NVLM Models by NVIDIA AI
About
The NVLM 1.0 family consists of advanced multimodal large language models from NVIDIA, designed to excel in vision-language tasks. These models not only rival top-tier proprietary models like GPT-4o but also compare favorably with open-access models such as Llama 3-V 405B. Uniquely, NVLM 1.0 enhances text-only performance post multimodal training, contrary to many multimodal models that may degrade in text capabilities. Comprising three primary architectures—NVLM-D (decoder-only), NVLM-X (cross-attention-based), and NVLM-H (hybrid)—each setup aims to maximize different multimodal processing facets. NVIDIA supports open research by releasing the model weights and plans to share the training code. NVLM 1.0 excels in tasks like OCR, multimodal reasoning, and coding, showcasing extensive capabilities beyond traditional text-related tasks 1212.
Current Variants
Use-when guidance is derived from seed capabilities, context, release, and replacement fields.
Use when the workload needs 128k context and 72B parameters.
| Model | Use when | Released | Signals | Status |
|---|---|---|---|---|
| NVLM-D 72B | Use when the workload needs 128k context and 72B parameters. | 2024-09 | 128k context72B parameters | Current |
| NVLM-D 34B | Use when the workload needs 34B parameters. | 2024-09 | 34B parameters | Current |
| NVLM-X 72B | Use when the workload needs 72B parameters. | 2024-09 | 72B parameters | Current |
| NVLM-X 34B | Use when the workload needs 34B parameters. | 2024-09 | 34B parameters | Current |
| NVLM-H 72B | Use when the workload needs 72B parameters. | 2024-09 | 72B parameters | Current |
| NVLM-H 34B | Use when the workload needs 34B parameters. | 2024-09 | 34B parameters | Current |
Release Timeline
1 release groupSpecifications(6 models)
| Model | Released | Context | Parameters |
|---|---|---|---|
| NVLM-D 72B | 2024-09 | 128k | 72B |
| NVLM-D 34B | 2024-09 | — | 34B |
| NVLM-X 72B | 2024-09 | — | 72B |
| NVLM-X 34B | 2024-09 | — | 34B |
| NVLM-H 72B | 2024-09 | — | 72B |
| NVLM-H 34B | 2024-09 | — | 34B |
Frequently Asked Questions
- What is NVLM used for?
- NVLM is used for coding. The family description and listed model capabilities point to those workloads as the best fit.

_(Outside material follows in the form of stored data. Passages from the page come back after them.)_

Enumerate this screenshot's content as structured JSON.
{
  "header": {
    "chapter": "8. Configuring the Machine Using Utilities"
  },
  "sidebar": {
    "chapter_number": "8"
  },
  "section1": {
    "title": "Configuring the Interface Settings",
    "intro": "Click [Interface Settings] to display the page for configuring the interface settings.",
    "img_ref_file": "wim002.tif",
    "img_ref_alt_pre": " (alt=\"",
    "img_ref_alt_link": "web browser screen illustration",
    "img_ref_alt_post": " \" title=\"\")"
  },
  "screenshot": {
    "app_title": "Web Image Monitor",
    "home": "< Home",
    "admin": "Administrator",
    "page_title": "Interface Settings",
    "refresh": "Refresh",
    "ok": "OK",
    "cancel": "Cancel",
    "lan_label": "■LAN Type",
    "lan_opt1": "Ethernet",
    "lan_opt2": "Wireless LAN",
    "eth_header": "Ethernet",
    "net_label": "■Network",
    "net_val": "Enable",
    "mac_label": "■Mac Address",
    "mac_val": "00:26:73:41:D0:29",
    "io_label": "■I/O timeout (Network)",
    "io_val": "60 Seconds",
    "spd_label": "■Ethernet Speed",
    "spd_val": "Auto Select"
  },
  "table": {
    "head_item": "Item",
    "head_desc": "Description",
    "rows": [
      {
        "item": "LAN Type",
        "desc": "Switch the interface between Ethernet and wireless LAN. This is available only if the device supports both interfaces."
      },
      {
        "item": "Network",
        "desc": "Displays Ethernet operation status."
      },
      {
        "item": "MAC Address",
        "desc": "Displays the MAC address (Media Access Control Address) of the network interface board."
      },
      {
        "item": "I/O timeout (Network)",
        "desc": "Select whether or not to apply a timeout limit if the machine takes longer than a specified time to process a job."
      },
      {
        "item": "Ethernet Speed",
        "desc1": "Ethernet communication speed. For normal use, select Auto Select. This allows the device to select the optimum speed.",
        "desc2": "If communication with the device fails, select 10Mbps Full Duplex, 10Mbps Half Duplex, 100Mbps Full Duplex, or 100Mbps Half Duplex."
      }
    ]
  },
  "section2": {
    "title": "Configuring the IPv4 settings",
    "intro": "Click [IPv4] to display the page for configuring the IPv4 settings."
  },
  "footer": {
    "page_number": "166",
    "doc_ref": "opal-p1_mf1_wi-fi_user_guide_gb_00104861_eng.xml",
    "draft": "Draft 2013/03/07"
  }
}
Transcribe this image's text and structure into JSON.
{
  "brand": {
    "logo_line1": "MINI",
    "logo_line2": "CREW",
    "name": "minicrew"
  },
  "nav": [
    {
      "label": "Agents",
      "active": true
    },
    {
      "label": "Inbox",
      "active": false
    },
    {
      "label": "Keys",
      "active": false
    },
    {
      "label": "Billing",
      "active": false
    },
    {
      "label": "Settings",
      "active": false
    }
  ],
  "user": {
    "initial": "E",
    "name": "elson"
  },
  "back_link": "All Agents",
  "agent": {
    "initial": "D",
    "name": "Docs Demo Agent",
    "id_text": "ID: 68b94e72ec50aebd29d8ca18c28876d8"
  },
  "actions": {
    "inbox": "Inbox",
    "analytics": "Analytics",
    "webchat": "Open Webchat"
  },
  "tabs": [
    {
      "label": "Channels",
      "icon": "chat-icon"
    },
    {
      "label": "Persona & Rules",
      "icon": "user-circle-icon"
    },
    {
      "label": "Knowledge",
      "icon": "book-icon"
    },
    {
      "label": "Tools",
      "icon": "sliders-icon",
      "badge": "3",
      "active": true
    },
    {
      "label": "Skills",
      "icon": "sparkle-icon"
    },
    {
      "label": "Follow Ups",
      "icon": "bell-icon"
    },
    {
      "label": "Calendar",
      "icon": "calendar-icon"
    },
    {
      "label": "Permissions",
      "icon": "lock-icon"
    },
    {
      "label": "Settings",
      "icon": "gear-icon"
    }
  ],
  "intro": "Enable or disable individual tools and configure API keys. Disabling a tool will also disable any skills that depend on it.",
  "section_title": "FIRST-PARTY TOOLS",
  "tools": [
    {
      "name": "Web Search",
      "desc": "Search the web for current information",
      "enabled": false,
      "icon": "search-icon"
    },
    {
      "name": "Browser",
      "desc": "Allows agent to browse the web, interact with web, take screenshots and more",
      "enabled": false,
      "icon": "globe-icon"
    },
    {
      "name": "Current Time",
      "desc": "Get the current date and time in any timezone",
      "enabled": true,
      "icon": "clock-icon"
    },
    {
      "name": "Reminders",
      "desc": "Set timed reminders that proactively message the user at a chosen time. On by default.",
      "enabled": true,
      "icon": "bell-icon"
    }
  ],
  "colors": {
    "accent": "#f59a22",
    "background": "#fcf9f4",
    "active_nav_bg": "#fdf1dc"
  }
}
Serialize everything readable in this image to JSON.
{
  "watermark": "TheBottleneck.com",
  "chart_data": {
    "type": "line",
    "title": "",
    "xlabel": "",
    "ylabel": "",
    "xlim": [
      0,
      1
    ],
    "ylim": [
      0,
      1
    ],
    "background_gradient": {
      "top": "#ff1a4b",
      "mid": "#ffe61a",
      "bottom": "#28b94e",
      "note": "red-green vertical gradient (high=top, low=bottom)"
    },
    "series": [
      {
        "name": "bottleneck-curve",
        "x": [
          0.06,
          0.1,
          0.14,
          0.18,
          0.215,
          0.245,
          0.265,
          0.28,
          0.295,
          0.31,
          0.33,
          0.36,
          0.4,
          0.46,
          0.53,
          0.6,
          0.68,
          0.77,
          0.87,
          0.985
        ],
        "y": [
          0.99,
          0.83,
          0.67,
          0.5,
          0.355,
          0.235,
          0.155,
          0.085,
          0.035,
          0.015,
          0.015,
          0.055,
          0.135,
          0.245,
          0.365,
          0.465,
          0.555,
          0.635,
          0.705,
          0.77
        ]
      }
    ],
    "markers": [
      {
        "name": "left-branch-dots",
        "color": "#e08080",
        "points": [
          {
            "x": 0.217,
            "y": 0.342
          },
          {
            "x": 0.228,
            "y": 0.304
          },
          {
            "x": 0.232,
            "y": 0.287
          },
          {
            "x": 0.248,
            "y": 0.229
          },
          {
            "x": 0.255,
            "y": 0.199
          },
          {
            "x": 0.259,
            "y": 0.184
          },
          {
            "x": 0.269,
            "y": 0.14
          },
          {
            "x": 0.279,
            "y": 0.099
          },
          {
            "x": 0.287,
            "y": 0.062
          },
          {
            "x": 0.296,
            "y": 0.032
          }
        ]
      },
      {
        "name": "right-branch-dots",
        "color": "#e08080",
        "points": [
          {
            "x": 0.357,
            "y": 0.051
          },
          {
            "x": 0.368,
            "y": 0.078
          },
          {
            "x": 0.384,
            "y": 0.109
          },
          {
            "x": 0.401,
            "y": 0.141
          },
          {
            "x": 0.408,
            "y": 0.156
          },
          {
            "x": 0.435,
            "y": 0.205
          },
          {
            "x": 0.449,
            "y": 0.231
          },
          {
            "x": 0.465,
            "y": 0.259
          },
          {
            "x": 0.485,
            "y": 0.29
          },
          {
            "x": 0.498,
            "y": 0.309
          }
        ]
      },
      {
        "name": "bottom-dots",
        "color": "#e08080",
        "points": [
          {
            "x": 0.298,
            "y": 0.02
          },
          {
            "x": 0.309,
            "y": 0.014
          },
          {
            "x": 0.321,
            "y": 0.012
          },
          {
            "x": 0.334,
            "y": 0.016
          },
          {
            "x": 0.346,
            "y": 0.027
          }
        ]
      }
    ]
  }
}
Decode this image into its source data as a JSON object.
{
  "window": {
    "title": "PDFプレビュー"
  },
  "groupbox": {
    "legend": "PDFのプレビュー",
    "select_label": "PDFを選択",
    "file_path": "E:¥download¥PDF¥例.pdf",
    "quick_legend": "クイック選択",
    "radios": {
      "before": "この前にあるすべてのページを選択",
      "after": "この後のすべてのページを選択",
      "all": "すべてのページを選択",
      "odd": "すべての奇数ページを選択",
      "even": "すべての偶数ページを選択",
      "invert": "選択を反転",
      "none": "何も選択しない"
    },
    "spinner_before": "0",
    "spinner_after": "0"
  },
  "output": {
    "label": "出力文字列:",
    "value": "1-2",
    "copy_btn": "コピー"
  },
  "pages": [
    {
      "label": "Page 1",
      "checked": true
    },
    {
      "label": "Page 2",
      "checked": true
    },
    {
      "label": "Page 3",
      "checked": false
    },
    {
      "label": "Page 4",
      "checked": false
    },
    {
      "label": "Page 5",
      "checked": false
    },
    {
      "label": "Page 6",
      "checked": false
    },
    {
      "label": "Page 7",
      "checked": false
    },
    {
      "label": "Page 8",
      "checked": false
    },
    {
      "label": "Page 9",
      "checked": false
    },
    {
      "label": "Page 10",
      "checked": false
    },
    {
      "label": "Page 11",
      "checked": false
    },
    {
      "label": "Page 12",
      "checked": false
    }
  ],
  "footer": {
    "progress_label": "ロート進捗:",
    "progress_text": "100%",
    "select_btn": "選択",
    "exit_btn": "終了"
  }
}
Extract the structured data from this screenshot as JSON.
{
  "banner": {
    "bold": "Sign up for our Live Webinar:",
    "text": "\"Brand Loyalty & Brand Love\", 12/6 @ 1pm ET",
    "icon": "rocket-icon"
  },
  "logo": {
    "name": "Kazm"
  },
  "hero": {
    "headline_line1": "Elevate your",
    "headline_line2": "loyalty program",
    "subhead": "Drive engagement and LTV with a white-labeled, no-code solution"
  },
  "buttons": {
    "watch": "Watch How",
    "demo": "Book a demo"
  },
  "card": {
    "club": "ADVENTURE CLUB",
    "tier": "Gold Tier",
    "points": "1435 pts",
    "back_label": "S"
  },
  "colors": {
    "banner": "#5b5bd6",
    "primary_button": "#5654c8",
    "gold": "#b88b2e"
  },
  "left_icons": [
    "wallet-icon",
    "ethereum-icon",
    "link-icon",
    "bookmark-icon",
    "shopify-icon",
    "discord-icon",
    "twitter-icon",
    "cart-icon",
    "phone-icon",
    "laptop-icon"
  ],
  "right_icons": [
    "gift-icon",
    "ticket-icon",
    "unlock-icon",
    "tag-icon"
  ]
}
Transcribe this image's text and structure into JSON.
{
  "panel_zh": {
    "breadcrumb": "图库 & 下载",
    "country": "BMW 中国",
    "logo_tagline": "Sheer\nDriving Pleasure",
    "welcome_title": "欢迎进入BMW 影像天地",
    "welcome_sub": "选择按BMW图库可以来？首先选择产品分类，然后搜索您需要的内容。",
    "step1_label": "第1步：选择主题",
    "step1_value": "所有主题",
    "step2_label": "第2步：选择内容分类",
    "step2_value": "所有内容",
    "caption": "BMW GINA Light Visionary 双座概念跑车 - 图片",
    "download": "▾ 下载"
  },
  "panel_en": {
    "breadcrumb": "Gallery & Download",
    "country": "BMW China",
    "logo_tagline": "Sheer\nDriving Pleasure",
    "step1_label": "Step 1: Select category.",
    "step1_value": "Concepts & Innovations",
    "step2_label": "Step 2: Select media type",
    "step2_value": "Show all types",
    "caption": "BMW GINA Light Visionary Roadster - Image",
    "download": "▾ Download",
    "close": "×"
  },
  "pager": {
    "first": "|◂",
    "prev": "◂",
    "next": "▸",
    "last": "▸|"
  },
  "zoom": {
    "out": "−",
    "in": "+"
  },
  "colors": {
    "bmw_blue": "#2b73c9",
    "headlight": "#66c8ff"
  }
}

- How does NVLM compare to NVIDIA Nemotron Nano 12B v2 VL?
- NVLM by NVIDIA AI is strongest where you need coding, while NVIDIA Nemotron Nano 12B v2 VL by NVIDIA AI is the closest related family to check for structured outputs. NVLM has 6 listed variants and reaches up to 128k context, so compare the specs and pricing tables before choosing a production model.
- Which NVLM model should I use?
- If price is the main constraint, use the pricing table first because NVLM does not have complete provider pricing in the local data. For the most capable/latest local choice, evaluate NVLM-D 72B with 128k context.